My daughter’s teacher sends out a lovely email each week to keep us abreast of third grade happenings. It goes without saying that teachers do unfathomably important work and they should be paid a minimum of a million dollars per day. My undying love and appreciation for teachers has nothing to do with the following screed, which is directed at one thing and one thing alone: MATH.
Here’s a line I found in one of the weekly updates nestled under the heading entitled “Math.”
We applied the distributive “break apart” property to arrays.
I have many questions and concerns.
When the word “apply” is used in a mathematical context, I experience PTSD symptoms. Math was chill when it was addition and subtraction. It was fine when it was multiplication. Long division was a bit dicey but for the most part, reasonable. Fractions and decimals were fucked. Algebra was magical thinking. Geometry was supposed to be about shapes but instead ended up being about nothing.
The word “distributive” is definitely a math word I have spent most of my adult life trying to forget. I never fully learned what it meant then and I sure as hell won’t subject myself to the pain of relearning what is now.
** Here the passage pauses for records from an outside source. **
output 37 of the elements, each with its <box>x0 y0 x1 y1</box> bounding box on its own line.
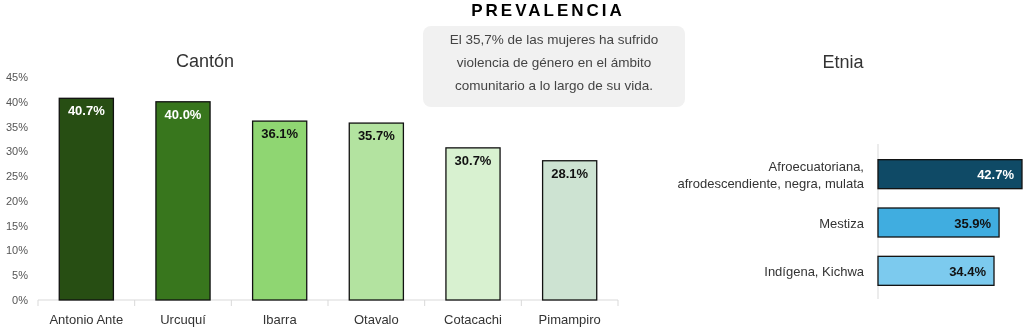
data-label: 40.0% <box>164 106 202 122</box>
x-tick-label: Cotacachi <box>444 312 503 327</box>
y-tick-label: 40% <box>5 95 29 108</box>
y-tick-label: 10% <box>5 244 29 257</box>
text: PREVALENCIA <box>471 1 625 20</box>
x-tick-label: Antonio Ante <box>49 312 124 327</box>
x-tick-label: Urcuquí <box>160 312 207 327</box>
data-label: 30.7% <box>454 152 492 168</box>
y-tick-label: Afroecuatoriana, afrodescendiente, negra, mulata <box>677 158 865 191</box>
y-tick-label: Indígena, Kichwa <box>764 263 865 279</box>
y-tick-label: 35% <box>5 120 29 133</box>
bar <box>445 147 501 301</box>
y-tick-label: 5% <box>12 269 29 282</box>
chart-title: Cantón <box>175 51 235 71</box>
chart-title: Etnia <box>822 52 865 72</box>
data-label: 28.1% <box>551 165 589 181</box>
x-tick-label: Pimampiro <box>538 312 601 327</box>
data-label: 42.7% <box>977 167 1015 183</box>
data-label: 35.9% <box>954 215 992 231</box>
y-tick-label: 15% <box>5 219 29 232</box>
y-tick-label: Mestiza <box>819 215 865 231</box>
data-label: 40.7% <box>67 103 106 119</box>
bar <box>348 122 405 301</box>
y-tick-label: 30% <box>5 145 29 158</box>
bar <box>251 120 308 301</box>
y-tick-label: 45% <box>5 71 29 83</box>
x-tick-label: Ibarra <box>262 312 298 327</box>
bar <box>58 97 115 301</box>
y-tick-label: 20% <box>5 194 29 207</box>
x-tick-label: Otavalo <box>353 312 399 327</box>
data-label: 35.7% <box>357 128 396 144</box>
bar <box>155 101 211 301</box>
annotation: El 35,7% de las mujeres ha sufrido violencia de género en el ámbito comunitario a lo largo de su vida. <box>449 32 659 93</box>
data-label: 34.4% <box>949 263 987 279</box>
y-tick-label: 0% <box>12 294 29 306</box>
y-tick-label: 25% <box>5 170 29 183</box>
data-label: 36.1% <box>261 126 299 142</box>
“Break apart” seems ok, right? I know how to “break apart” a piece of bread. I know how to “break apart” from a group of people talking about something I’m not interested in (math, for example). But because “break apart” is part of a math sentence, you know it’s violent chaos disguised as simple language.
Re: “property,” refer to concern #2.
ARRAYS HAHAHAHAHAHA.
See also this conversation between me and my cousin in which I try to understand why I’m multiplying a number by .78 to convert Canadian dollars to American dollars (or was it vice versa? Who knows! Definitely not me!) We had gone to Canada with friends and were trying to figure out Venmo hell. If you multiply something by something, the resulting number SHOULD BE BIGGER according to this Merriam Webster definition, and yet, MATH defies logic and declares that sometimes a number becomes SMALLER when multiplied.
“GREATER IN NUMBER” NOT “SMALLER IN NUMBER.” SIMPLE FACTS.
Please understand, this thread went on and on and spanned several days, and I’m zero steps closer to understanding why the fuck a number can possibly become smaller when multiplied by another number.
See also, this episode of Poog which taught me more about math than a decade of schooling.
Conclusion: My math career was over as soon as it was legal* to opt out and no one ever told me I’d have to learn math as an adult so I could help my kids learn math so I politely and respectfully decline. Godspeed to my sweet child and her adventures with “applying the distributive ‘break apart’ property to arrays.”
I wish her well.
* In my case, this mean Algebra II was the end of the road in high school, and since I went to an artsy undergrad college, getting over a 500 on the math portion of your SATs precluded you from needing to take any math courses in college. I got a 510. Long live artsy liberal arts colleges.
I LOVED this today!!! My 8 year old granddaughter and I are "pen-pals" (we actually write real letters to each other about once a week, really!). This week, she gave me a "little bonus." She asked me if I could solve the problem 56 x z = 8. WTF, I thought? I have to solve for z, and it's a fraction, and I'm sure as shit going to have to show her how I got it, not just that I know what it is! So I did, but I can't believe the crap these little kids are doing that we didn't do until like, maybe 8th grade back when I was in school (I graduated in '77).
I took AP Calc in high school (I did not do well) and my artsy liberal arts college was like you should take calc here!! But I told them to fuck off and took statistics for psychology instead (the easiest math course). I somehow ended up married to a physicist, but I still say fuck math.